La noticia de la muerte del papa Francisco me pilló el lunes de Pascua releyendo las últimas páginas, muy emotivas, de El loco de Dios en el fin del mundo, el libro de Javier Cercas llamado merecidamente a convertirse en un superventas. Todo el mundo de la comunicación —es decir, el mundo— se puso al acto en marcha con un despliegue extraordinario que dio fe del gran impacto universal de la noticia y de la ola de respeto, emoción, interés, fraternidad y buenos sentimientos que cubrió todo el globo como una lluvia fina, tímida y benefactora. No hay como morirse, cierto, para recibir los mejores elogios, pero en el caso de Francisco da la impresión de que su paso por la silla de Pedro ha dejado huella de verdad en uno de los puntos por él más querido: los corazones. La gente le quería quizá más de lo que él mismo pudo pensar.

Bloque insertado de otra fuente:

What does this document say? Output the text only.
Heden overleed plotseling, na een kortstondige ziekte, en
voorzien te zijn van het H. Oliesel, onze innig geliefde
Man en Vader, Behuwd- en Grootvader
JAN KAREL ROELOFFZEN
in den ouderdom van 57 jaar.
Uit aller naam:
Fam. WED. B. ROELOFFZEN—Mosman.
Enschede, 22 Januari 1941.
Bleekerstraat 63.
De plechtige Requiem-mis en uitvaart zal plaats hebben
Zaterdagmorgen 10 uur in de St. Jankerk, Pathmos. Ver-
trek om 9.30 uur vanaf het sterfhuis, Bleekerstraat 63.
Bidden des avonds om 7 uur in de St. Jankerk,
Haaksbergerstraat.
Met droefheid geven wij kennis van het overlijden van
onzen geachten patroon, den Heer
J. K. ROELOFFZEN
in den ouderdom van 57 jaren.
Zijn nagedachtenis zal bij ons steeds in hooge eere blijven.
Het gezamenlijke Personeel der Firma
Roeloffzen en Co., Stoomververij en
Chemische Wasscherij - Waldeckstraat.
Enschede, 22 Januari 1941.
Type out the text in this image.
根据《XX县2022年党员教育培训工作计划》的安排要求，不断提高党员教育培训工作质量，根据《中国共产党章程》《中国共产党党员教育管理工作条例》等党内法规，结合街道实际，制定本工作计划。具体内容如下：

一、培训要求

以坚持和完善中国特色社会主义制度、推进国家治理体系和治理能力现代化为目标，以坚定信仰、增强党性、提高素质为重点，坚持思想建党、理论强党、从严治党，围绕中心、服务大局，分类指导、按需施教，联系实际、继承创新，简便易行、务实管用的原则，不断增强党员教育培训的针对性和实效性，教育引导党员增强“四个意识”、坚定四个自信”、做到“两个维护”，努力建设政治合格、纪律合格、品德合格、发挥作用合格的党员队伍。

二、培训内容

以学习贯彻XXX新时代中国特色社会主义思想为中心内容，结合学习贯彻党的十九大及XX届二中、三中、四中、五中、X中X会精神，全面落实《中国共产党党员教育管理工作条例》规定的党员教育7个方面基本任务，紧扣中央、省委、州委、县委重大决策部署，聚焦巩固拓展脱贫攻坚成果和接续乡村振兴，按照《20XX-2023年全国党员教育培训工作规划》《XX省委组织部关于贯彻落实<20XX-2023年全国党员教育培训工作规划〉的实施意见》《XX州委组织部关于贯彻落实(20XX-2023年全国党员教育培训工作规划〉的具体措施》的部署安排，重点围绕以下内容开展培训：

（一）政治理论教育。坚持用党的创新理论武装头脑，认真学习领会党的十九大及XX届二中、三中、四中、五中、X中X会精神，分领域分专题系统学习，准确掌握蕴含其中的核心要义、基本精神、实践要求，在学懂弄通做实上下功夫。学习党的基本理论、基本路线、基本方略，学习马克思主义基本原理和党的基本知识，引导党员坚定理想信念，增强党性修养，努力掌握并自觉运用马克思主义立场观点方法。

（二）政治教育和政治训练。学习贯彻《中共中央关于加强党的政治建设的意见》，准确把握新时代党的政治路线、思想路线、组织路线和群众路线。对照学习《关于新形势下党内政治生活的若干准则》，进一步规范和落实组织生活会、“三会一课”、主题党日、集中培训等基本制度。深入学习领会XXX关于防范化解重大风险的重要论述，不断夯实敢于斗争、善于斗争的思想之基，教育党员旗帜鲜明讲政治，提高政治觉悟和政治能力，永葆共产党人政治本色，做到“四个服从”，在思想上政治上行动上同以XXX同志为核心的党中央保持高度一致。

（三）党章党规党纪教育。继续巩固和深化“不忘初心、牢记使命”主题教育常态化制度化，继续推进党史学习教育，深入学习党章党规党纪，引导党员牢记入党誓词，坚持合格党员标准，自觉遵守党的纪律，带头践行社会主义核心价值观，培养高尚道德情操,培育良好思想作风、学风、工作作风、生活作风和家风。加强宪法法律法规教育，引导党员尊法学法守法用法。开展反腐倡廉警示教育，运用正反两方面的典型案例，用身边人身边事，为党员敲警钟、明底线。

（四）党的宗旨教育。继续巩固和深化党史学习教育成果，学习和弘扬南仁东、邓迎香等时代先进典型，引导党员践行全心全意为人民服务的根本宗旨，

El libro de Cercas da las claves para entenderlo. Ateo confeso, declarado comecuras —aunque algo a dieta— y hombre de fe en la razón, el escritor no daba crédito al ofrecimiento —el ofertorio— que le hizo la editorial del Vaticano: viajar con el papa a Mongolia y escribir con toda libertad y sin interferencia alguna, sino al contrario, con todas las facilidades, lo que le diera la gana sobre el viaje, el papa, la curia, la Iglesia, los curas y lo que fuera. El resultado es magnífico. Cercas lo califica de novela sin ficción pero es algo quizá aún mejor, un excelente gran reportaje, un ejercicio de buen periodismo escrito con brío y ritmo vibrante en el que hay información, descubrimientos, opiniones, conocimiento, testimonios y reflexiones sobre binomios en conflicto como fe y razón, intuición y pensamiento, espiritualidad y religión, dogma y libertad, Iglesia y compromiso social, prelados y misioneros, opresores y oprimidos. Y en el que hay crítica, también elogio, al papa Francisco, a su reformismo encallado, a los claroscuros de su trayectoria y personalidad. Y una emocionante defensa de los que Cercas llama limpios de corazón. Como su madre, mujer de fe sin resquicios, que nunca dejó de creer que en la otra vida se reencontraría con su fallecido esposo.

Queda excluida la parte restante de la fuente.